Every writer knows that time is always more precious than money, and like many others out there, I’ve spent a hell of a long time developing the kind of career that will allow me to focus on my ‘passion projects’ whilst covering the bills.
But as numerous successful professional writers have told me, it really doesn’t matter what you do for a living – you can even be comfortable enough to not need to work, have little or no family commitments and all the time in the world and you may still find that you can’t write a word.
The physical act of putting pen to paper is only the final phase of writing; the real magic is sparked by the way you observe your own interior universe as well as the world around you. Your perspective is unique, and it’s your ability to bring your ideas from the hazy edges of your imagination and give them solid form that will lead to the discovery of ‘personal voice’. When you can observe the formation of your perspective in action and record it in language that is accessible to others, and when you can inspire an understanding of your ideas in your readers, you will in my opinion have succeeded as a writer.
For me, meditation and practice of mindfulness techniques hold the key to a huge pool of creative energy that has my pen racing across the page to keep up with the ‘light bulb moments’ in progress. When I’m able to stay present in each moment, none of the mundane clatter of everyday life matters. It’s no longer an insufferable distraction that keeps me from writing, because each moment that passes contributes in some way or another to an aspect of my story.
The last year and a half has been incredibly busy and stressful career-wise for me, and at times I’d be pulling my hair out with frustration at the long hours, the stress and the uncertainty that I felt was always keeping me from writing.
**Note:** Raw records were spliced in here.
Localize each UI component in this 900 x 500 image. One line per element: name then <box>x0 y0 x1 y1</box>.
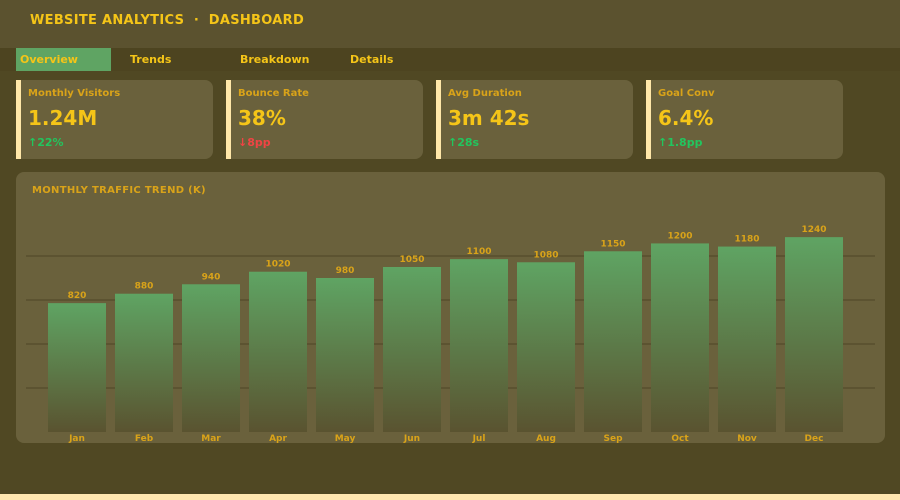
data-label: 1180 <box>734 235 759 245</box>
data-label: 1100 <box>466 247 491 257</box>
header: WEBSITE ANALYTICS · DASHBOARD <box>0 0 900 48</box>
bar-oct <box>651 243 709 432</box>
x-tick-label: Sep <box>603 434 623 443</box>
x-tick-label: Jun <box>403 434 420 443</box>
bar-jun <box>383 267 441 432</box>
tab-details[interactable]: Details <box>350 53 394 66</box>
tab-bar: Overview Trends Breakdown Details <box>0 48 900 71</box>
x-tick-label: Jul <box>472 434 486 443</box>
traffic-chart-card: MONTHLY TRAFFIC TREND (K) 820 Jan 880 Feb 94… <box>16 172 885 443</box>
bar-feb <box>115 293 173 432</box>
kpi-label: Avg Duration <box>448 88 522 99</box>
kpi-value: 6.4% <box>658 106 714 130</box>
kpi-monthly-visitors: Monthly Visitors 1.24M ↑22% <box>16 80 213 159</box>
data-label: 1240 <box>801 225 826 235</box>
data-label: 980 <box>336 266 355 276</box>
bar-jan <box>48 303 106 432</box>
bar-aug <box>517 262 575 432</box>
x-tick-label: Aug <box>536 434 556 443</box>
x-tick-label: Feb <box>135 434 154 443</box>
traffic-bar-chart: 820 Jan 880 Feb 940 Mar 1020 Apr 980 May 1050 Jun 11… <box>26 225 875 443</box>
bar-apr <box>249 271 307 432</box>
x-tick-label: Jan <box>68 434 85 443</box>
kpi-goal-conv: Goal Conv 6.4% ↑1.8pp <box>646 80 843 159</box>
bar-nov <box>718 246 776 432</box>
bar-dec <box>785 237 843 432</box>
data-label: 1020 <box>265 260 290 270</box>
kpi-change: ↑22% <box>28 136 64 149</box>
kpi-value: 38% <box>238 106 286 130</box>
bar-jul <box>450 259 508 432</box>
tab-breakdown[interactable]: Breakdown <box>240 53 310 66</box>
kpi-label: Goal Conv <box>658 88 715 99</box>
bar-mar <box>182 284 240 432</box>
x-tick-label: May <box>335 434 356 443</box>
tab-overview[interactable]: Overview <box>16 48 111 71</box>
kpi-bounce-rate: Bounce Rate 38% ↓8pp <box>226 80 423 159</box>
kpi-change: ↑28s <box>448 136 480 149</box>
kpi-change: ↑1.8pp <box>658 136 703 149</box>
tab-trends[interactable]: Trends <box>130 53 172 66</box>
footer-strip <box>0 494 900 500</box>
kpi-change: ↓8pp <box>238 136 271 149</box>
data-label: 880 <box>135 282 154 292</box>
x-tick-label: Mar <box>201 434 221 443</box>
kpi-avg-duration: Avg Duration 3m 42s ↑28s <box>436 80 633 159</box>
x-tick-label: Dec <box>805 434 824 443</box>
data-label: 1150 <box>600 239 625 249</box>
data-label: 820 <box>68 291 87 301</box>
data-label: 1080 <box>533 250 558 260</box>
kpi-value: 1.24M <box>28 106 98 130</box>
x-tick-label: Nov <box>737 434 757 443</box>
bar-may <box>316 278 374 432</box>
chart-title: MONTHLY TRAFFIC TREND (K) <box>32 185 206 196</box>
kpi-label: Monthly Visitors <box>28 88 121 99</box>
page-title: WEBSITE ANALYTICS · DASHBOARD <box>30 13 305 28</box>
data-label: 940 <box>202 272 221 282</box>
kpi-value: 3m 42s <box>448 106 530 130</box>
data-label: 1050 <box>399 255 424 265</box>
data-label: 1200 <box>667 231 692 241</box>
x-tick-label: Apr <box>269 434 287 443</box>
x-tick-label: Oct <box>671 434 689 443</box>
kpi-label: Bounce Rate <box>238 88 309 99</box>
bar-sep <box>584 251 642 432</box>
But by staying with those feelings and experiencing my circumstances as if I was living a story, I began to discover that I always did have time to write, whether it was a few minutes on a bench after the morning commute at rush hour, seconds grabbed to note down a few words during the craziness of the working day or just trigger words scrawled on the back of receipts that would remind of what I wanted to write next. And yes this may be nuts, but I even talk to myself and record it using an app on my smartphone, which I connect to my headphones and happily babble away to myself whilst getting stuff done! When you do manage to get half an hour to put all this together, you’ll suddenly realise that you’ve finished a draft of a chapter!
You don’t need time to write, you just need presence.